The offering is being made only by means of a prospectus. When available, copies of the prospectus relating to this offering may be obtained from: Goldman Sachs & Co. LLC, Attn: Prospectus Department, 200 West Street, New York, New York 10282, by telephone: 866-471-2526 or email: email@example.com or Morgan Stanley & Co. LLC, Attn: Prospectus Department, 180 Varick Street, Second Floor, New York, New York 10014.
A registration statements relating to these securities became effective on February 10, 2021. This press release shall not constitute an offer to sell or the solicitation of an offer to buy, nor shall there be any sale of these securities in any state or jurisdiction in which such offer, solicitation or sale would be unlawful prior to registration or qualification under the securities laws of any such state or jurisdiction.

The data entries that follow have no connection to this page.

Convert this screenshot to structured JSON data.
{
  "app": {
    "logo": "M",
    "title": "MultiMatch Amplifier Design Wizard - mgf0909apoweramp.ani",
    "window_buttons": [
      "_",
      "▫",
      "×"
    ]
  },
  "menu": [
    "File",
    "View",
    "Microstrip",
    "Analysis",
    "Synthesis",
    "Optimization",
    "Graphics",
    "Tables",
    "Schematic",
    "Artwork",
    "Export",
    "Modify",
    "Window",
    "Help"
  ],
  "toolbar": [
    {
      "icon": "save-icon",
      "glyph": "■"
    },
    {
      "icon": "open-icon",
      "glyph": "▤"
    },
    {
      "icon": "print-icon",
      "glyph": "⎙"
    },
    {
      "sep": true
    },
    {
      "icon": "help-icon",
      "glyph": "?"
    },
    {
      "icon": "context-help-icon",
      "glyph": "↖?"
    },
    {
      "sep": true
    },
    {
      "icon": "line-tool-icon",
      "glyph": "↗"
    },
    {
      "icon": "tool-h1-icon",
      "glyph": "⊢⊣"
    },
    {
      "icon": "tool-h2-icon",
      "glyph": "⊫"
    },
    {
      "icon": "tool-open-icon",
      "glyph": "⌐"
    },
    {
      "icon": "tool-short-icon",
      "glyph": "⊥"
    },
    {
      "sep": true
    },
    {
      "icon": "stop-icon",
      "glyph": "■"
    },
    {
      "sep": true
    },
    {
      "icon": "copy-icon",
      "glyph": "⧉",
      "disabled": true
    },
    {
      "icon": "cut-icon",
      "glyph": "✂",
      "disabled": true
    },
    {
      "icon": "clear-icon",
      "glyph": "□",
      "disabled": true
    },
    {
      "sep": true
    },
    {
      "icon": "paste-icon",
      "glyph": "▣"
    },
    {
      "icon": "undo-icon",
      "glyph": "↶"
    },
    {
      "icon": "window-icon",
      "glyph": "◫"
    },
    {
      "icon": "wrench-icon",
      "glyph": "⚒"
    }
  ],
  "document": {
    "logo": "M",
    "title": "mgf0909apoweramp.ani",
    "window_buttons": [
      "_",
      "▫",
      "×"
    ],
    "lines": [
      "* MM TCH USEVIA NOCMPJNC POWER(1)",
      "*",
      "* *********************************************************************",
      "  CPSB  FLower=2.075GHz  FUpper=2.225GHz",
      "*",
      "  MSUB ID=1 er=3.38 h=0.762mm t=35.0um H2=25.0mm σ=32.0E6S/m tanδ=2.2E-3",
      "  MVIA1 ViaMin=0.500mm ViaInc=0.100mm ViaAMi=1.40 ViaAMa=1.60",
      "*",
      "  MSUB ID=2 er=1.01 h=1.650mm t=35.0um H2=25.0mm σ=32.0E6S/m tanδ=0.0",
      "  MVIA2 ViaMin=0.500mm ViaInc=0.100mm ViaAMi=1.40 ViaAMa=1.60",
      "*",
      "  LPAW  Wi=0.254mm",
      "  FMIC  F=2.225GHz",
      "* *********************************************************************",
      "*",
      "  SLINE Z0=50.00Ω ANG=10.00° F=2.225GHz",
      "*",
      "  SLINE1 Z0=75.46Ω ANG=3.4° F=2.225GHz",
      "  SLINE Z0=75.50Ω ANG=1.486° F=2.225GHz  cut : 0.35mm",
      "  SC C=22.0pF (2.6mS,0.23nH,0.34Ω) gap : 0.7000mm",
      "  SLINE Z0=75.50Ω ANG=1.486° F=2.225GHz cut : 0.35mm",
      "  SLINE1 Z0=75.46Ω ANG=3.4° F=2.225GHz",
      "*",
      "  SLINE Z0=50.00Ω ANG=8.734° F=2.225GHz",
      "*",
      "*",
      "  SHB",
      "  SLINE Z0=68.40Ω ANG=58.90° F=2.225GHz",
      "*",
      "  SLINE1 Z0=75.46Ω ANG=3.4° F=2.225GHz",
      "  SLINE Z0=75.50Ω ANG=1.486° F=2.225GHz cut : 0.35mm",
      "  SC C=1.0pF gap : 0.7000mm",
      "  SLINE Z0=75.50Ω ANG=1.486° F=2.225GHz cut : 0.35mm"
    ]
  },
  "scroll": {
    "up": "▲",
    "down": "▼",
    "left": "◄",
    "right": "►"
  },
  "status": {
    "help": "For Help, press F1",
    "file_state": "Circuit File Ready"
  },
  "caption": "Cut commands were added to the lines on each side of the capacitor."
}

Cautionary Note Concerning Forward-Looking Statements
This press release contains statements that constitute “forward-looking statements,” including with respect to the initial public offering and search for an initial business combination. No assurance can be given that the offering discussed above will be completed on the terms described, or at all, or that the proceeds of the offering will be used as indicated. Forward-looking statements are subject to numerous conditions, many of which are beyond the control of the Company, including those set forth in the Risk Factors section of the Company’s registration statement for the initial public offering filed with the U.S. Securities and Exchange Commission (the “SEC”). Copies are available on the SEC’s website, www.sec.gov. The Company undertakes no obligation to update these statements for revisions or changes after the date of this release, except as required by law.